After construction of the ship in the United Kingdom in 1872, she was purchased by the Compañía Sudamericana de Vapores. However, she was chartered to the White Star Line immediately for their South American route, and departed on her maiden voyage on April 27th 1873, from Liverpool to Valparaíso. She departed on her final White Star voyage on October 27th of the same year, before returning to her original owners.

On 5 May 1874 the Chilean government issued a subvention program under which Chilean enterprises supplied Navy with materiel, called "Convenio de subvención." At the beginning of the war and under this agreement Rímac was handed over to the Chilean Navy, together with the ships Loa and Itata.
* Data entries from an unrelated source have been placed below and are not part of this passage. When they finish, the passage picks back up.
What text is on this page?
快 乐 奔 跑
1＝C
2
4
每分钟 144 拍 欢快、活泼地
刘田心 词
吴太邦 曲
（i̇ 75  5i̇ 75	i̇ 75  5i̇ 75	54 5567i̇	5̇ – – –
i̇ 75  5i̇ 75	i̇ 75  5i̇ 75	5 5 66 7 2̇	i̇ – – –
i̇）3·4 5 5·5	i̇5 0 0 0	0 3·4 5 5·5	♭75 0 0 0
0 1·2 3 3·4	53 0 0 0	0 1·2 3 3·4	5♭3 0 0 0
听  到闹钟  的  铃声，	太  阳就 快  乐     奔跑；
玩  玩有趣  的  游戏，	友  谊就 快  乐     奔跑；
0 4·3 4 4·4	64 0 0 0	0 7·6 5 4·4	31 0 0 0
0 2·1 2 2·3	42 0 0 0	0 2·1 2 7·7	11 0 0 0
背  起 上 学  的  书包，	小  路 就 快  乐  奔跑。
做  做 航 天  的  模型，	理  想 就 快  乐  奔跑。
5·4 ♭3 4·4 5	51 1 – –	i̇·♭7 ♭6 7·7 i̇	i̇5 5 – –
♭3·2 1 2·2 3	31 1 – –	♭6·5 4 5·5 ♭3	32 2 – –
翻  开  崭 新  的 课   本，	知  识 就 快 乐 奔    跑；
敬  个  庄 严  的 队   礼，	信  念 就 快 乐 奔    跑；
In May 1879 she towed Covadonga to Antofagasta after the Battle of Punta Gruesa.

In June 1879 the Peruvian ironclad captured Rímac with 260 men of a cavalry regiment, weapons and ammunition. This loss caused riots in Santiago and led to the resignation of the Minister of National Defense, Basilio Urrutia Vásquez, and the commander-in-chief of the Chilean Navy, Juan Williams Rebolledo.
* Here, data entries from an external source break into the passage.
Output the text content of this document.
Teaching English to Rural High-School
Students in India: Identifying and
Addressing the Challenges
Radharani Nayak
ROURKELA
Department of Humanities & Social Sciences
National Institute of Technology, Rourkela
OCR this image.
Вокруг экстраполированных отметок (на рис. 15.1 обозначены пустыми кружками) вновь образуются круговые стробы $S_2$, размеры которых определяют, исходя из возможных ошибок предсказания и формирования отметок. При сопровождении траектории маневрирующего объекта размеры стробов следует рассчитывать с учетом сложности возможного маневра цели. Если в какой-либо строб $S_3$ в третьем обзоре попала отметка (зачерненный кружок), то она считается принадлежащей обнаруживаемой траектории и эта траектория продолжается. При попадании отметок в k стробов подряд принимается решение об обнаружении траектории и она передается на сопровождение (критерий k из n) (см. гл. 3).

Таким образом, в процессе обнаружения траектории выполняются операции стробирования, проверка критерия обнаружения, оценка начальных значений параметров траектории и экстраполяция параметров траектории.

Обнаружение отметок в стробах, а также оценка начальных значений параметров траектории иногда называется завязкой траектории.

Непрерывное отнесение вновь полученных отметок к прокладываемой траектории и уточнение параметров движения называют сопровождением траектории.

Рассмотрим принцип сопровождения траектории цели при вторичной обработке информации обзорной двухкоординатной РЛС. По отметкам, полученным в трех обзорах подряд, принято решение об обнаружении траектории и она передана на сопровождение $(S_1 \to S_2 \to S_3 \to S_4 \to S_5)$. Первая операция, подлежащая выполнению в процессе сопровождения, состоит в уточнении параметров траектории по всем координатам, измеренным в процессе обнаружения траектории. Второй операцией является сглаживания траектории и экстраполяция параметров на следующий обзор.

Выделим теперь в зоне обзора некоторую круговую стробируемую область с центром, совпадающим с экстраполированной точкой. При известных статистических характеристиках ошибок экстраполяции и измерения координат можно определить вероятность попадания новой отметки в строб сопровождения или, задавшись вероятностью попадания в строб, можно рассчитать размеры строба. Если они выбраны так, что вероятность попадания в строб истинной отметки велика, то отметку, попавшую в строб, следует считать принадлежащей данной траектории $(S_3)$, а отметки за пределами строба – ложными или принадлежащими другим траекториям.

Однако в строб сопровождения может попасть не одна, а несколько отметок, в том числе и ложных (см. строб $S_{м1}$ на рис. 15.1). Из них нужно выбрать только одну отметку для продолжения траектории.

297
After the defeat of the Peruvian Army in the battles of San Juan and Miraflores, the Secretary of the Navy, Captain Manuel Villar, during the night of 16 January 1881 ordered the destruction of the port defenses and the remaining ships of the Peruvian Navy, including Rímac, to prevent their (re-)capture by the Chilean troops. The order was executed by the captains Luis Germán Astete and Manuel Villavicencio during the dawn of 17 January 1881. But a few months later, in June 1881 she was refloated and auctioned off to CSAV (again) for $36,000.

During the Thousand Days' War in Colombia, Rímac, then renamed Lautaro, was lent to the Conservative Party; she was sunk off Panama City on 20 January 1902, fighting against Admiral Padilla of the Liberal Party.